5th International Conference on Theoretical and Applied Physics
Kazan Federal University, Russia
Title: Classification of multidimensional solitary solutions of the GKP equation by use of qualitative and asymptotic analysis
Biography: Vasily Yu Belashov
The problem of classification of the multidimensional nonlinear waves and solitons forming on the low-frequency branch of oscillations in complex continuous media with dispersion, including plasmas and fluids, is studied analytically on the basis of the generalized Kadomtsev-Petviashvili (GKP) equation (as partial case of the Belashov-Karpman (BK) system) which takes into account the generalizations relevant to various complex physical media, associated with the effects of high-order dispersion corrections. To construct the classification of solutions on their types, we consider the dynamical systems associated with the GKP equation and study the structure of these solutions using the methods of qualitative analysis and analysis of the solutions’ asymptotics.
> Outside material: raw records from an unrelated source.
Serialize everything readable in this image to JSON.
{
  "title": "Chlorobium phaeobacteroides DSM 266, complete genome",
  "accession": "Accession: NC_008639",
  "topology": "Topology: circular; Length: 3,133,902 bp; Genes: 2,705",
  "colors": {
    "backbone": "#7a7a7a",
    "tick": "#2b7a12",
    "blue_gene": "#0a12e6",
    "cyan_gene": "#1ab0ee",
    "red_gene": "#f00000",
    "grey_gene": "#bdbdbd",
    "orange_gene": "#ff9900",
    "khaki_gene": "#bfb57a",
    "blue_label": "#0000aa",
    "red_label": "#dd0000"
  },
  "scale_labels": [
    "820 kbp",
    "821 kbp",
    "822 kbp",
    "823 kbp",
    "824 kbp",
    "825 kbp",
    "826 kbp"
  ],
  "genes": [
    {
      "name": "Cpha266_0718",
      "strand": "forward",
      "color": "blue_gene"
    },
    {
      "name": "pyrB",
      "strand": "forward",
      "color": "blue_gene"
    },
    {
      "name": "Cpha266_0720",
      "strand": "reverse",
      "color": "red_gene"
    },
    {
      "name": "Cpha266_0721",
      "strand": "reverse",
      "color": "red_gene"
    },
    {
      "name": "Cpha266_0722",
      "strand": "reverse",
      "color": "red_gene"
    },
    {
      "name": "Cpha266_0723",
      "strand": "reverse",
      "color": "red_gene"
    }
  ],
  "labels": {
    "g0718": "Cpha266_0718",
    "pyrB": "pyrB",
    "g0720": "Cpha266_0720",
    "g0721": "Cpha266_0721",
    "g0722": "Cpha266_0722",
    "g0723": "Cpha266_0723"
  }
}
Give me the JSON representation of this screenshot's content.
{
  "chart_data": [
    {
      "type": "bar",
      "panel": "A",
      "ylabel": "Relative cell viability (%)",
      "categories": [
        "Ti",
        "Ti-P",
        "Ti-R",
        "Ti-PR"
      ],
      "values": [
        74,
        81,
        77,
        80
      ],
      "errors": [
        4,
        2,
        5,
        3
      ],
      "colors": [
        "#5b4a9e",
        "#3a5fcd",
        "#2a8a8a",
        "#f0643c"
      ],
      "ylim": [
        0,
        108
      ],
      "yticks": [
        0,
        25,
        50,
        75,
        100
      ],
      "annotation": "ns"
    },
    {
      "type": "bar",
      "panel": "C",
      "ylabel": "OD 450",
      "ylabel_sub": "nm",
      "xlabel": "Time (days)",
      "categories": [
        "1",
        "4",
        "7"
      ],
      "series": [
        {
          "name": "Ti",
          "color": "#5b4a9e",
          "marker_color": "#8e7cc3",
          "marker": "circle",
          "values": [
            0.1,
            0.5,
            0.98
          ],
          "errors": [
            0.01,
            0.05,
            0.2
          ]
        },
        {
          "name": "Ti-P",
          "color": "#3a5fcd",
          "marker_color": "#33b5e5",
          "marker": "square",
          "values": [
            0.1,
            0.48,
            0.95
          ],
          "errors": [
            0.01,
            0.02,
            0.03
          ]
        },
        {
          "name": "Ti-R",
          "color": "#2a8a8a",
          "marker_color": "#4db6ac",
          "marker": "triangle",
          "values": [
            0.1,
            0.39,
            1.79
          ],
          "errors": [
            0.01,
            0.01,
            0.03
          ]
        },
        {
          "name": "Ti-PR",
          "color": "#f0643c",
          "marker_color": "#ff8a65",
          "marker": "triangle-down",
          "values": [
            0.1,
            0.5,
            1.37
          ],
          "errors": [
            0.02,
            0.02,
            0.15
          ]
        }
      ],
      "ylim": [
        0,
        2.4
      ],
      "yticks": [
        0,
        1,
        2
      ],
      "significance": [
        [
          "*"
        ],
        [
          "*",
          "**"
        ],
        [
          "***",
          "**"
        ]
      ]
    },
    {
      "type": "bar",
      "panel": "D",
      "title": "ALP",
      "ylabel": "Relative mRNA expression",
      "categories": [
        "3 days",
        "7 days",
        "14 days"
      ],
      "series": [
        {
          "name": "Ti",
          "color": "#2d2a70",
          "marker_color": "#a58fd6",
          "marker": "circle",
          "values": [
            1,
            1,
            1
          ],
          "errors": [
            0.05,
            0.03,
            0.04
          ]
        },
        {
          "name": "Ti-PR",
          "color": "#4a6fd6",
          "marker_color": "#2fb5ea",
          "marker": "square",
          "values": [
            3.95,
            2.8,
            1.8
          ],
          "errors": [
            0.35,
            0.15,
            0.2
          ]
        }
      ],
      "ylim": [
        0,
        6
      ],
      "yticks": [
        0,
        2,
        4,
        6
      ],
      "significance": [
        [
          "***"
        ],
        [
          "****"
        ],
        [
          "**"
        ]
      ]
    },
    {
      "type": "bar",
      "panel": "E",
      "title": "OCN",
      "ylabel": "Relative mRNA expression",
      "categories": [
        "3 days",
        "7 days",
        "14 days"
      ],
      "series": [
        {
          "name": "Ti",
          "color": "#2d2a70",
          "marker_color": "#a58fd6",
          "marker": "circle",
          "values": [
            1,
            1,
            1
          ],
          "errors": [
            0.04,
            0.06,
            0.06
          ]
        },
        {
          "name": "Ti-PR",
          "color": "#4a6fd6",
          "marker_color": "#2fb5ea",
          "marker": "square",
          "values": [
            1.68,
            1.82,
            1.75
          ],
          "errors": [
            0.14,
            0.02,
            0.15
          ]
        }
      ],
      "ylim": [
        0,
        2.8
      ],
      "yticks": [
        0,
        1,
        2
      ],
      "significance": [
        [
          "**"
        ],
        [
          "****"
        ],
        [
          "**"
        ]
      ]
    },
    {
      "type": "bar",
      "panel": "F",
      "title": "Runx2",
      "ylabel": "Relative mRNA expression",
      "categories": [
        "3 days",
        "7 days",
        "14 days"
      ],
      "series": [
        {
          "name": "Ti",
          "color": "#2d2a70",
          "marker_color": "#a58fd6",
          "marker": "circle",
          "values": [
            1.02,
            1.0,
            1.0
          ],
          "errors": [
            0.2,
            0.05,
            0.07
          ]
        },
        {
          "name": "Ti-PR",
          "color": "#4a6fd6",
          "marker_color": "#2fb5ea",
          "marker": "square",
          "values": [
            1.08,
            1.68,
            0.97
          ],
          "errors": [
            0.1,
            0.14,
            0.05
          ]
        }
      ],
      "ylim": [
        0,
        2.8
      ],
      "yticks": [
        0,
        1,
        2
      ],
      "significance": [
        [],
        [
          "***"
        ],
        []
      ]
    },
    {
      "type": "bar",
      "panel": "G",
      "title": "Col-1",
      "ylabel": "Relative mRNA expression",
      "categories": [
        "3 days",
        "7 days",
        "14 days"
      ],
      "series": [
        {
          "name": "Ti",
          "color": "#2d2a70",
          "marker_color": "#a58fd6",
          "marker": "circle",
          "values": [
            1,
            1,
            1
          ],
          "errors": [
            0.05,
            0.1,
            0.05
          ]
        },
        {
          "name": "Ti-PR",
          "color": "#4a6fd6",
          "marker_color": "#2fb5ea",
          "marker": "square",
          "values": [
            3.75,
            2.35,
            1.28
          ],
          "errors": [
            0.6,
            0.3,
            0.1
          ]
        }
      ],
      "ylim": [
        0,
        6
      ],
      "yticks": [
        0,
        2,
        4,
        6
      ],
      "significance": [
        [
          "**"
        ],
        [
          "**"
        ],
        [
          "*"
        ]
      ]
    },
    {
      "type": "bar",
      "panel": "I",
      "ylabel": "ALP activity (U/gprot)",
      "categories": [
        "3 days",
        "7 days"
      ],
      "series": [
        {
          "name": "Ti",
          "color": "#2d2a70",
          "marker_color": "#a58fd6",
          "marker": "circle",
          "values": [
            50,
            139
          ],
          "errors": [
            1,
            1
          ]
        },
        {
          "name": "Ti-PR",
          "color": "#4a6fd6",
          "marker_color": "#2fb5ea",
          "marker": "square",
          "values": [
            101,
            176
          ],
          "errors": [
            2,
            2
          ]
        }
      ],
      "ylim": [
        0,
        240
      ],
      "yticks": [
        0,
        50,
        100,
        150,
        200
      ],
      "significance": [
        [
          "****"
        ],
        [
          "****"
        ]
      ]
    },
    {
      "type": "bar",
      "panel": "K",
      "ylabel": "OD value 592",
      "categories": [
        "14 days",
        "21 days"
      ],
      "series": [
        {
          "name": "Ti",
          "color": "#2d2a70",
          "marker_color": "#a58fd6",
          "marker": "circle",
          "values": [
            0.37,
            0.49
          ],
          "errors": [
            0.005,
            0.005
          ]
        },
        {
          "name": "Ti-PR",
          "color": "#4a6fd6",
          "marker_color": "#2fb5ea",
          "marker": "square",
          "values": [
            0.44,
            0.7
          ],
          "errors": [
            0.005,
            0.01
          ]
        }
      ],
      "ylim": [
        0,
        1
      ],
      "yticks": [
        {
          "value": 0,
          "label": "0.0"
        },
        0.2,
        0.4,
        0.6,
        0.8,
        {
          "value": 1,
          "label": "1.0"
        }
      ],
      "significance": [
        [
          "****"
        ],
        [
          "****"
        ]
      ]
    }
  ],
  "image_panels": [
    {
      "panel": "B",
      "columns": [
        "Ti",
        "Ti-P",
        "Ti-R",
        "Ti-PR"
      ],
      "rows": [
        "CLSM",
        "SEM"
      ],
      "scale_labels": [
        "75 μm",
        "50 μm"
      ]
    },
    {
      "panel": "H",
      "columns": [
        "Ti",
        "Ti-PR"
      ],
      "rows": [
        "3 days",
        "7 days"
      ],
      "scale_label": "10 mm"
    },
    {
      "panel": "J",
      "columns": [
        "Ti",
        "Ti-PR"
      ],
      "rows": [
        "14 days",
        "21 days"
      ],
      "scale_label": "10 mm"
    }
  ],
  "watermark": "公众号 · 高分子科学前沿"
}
We also present some considerations on constructing of the phase portraits of the systems in the 8-dimensional phase space for the GKP equation on the basis of the results of qualitative analysis of the generalized equations of the KdV-class. As a result, we have constructed a classification of possible multidimensional solutions for the GKP system. This is consistent representation of both, the early known and new original results obtained by the author and also some generalizations in theory of the nonlinear waves and solitons in complex dispersive media.